A comparative analysis of CRISPR systems, virulence factors, and antibiotic resistance genes in carbapenem-sensitive and carbapenem-resistant Klebsiella pneumoniae

Samira  Saedi; Javad  Nezhadi; Hadi  Feizi; Mohammad Yousef  Memar; Vahid  Arefi; Hiva  Kadkhoda

doi:10.18502/ijm.v18i1.20901

Samira Saedi Department of Medical Microbiology, Khalkhal University of Medical Sciences, Khalkhal, Iran
Javad Nezhadi Department of Medical Microbiology, Faculty of Medicine, Urmia University of Medical Sciences, Urmia, Iran
Hadi Feizi Deparment of Medical Microbiology, Alinasab Hospital, Sccial Security Organization, Tabriz, Iran
Mohammad Yousef Memar Infectious and Tropical Disease Research Center, Tabriz University of Medical Sciences, Tabriz, Iran
Vahid Arefi Department of Medical Microbiology, Faculty of Medicine, Tabriz University of Medical Sciences, Tabriz, Iran
Hiva Kadkhoda Department of Medical Microbiology, Faculty of Medicine, Tabriz University of Medical Sciences, Tabriz, Iran

DOI: https://doi.org/10.18502/ijm.v18i1.20901

Keywords: Klebsiella pneumoniae; CRISPR-cas systems; Drug resistance; Virulence factors; Gene expression regulation

Abstract

Background and Objectives: Klebsiella pneumoniae is a major cause of healthcare-associated infections, particularly in immunocompromised patients.

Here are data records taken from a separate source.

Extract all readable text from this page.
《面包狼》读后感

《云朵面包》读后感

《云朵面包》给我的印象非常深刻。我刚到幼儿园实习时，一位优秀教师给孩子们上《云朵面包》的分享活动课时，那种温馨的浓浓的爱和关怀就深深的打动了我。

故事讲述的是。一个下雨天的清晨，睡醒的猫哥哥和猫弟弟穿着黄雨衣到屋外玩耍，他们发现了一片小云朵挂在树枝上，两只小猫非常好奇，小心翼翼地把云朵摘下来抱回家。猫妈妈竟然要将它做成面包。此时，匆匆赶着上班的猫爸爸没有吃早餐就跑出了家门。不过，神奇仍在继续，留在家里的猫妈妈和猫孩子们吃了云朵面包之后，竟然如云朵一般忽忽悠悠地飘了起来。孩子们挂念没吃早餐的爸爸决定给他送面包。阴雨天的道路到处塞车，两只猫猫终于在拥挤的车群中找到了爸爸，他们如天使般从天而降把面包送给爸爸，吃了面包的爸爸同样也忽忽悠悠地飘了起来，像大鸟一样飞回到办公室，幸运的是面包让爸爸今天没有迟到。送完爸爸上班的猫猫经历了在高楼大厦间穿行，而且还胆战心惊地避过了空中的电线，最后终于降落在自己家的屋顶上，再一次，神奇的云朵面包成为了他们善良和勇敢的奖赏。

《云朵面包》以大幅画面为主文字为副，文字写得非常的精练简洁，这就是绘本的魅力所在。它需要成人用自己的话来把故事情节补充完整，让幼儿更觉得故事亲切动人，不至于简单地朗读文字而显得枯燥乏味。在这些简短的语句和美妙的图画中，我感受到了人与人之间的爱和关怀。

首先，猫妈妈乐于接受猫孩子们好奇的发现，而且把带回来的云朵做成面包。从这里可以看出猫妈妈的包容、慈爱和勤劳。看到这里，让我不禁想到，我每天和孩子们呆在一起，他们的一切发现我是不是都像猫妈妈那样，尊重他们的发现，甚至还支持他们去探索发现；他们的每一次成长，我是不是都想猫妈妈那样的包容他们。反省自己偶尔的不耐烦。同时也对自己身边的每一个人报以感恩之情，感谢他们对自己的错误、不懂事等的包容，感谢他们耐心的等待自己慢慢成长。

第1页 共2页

This study compares the CRISPR systems, virulence factors, and antibiotic resistance genes in carbapenem-sensitive (CSKP) and carbapenem-resistant (CRKP) clinical isolates.

Materials and Methods: Carbapenemase-producing isolates were identified by mCIM/eCIM. PCR and RT-qPCR detected key genes, including cas3, involved in CRISPR-Cas function. In silico analyses included STRING for protein interactions, CRISPRCasdb for CRISPR subtype distribution, and Phyre2/AlphaFold for cas3 structure prediction.

Results: Among the isolates, 35.2% were resistant to carbapenems. Among CRKP strains, high prevalence of bla-NDM-1(82%) and bla-OXA-48 (64%) was observed. The cas3 expression was significantly upregulated in resistant isolates (P =0.002). CRISPR subtype I-E was identified in 16% of CRKP and 36% of CSKP isolates. Structural-functional analysis sup- ported the integrity of Cas3 and revealed interactions with regulatory and iron acquisition proteins. Statistically significant differences in virulence and resistance gene profiles were found between CRKP and CSKP groups (P < 0.05).

Conclusion: This study highlights key differences between CRKP and CSKP isolates, particularly in CRISPR-Cas systems, resistance, and virulence. The findings suggest that cas3 plays a critical role in genomic adaptation and resistance mecha- nisms in K. pneumoniae, offering insights for future therapeutic strategies.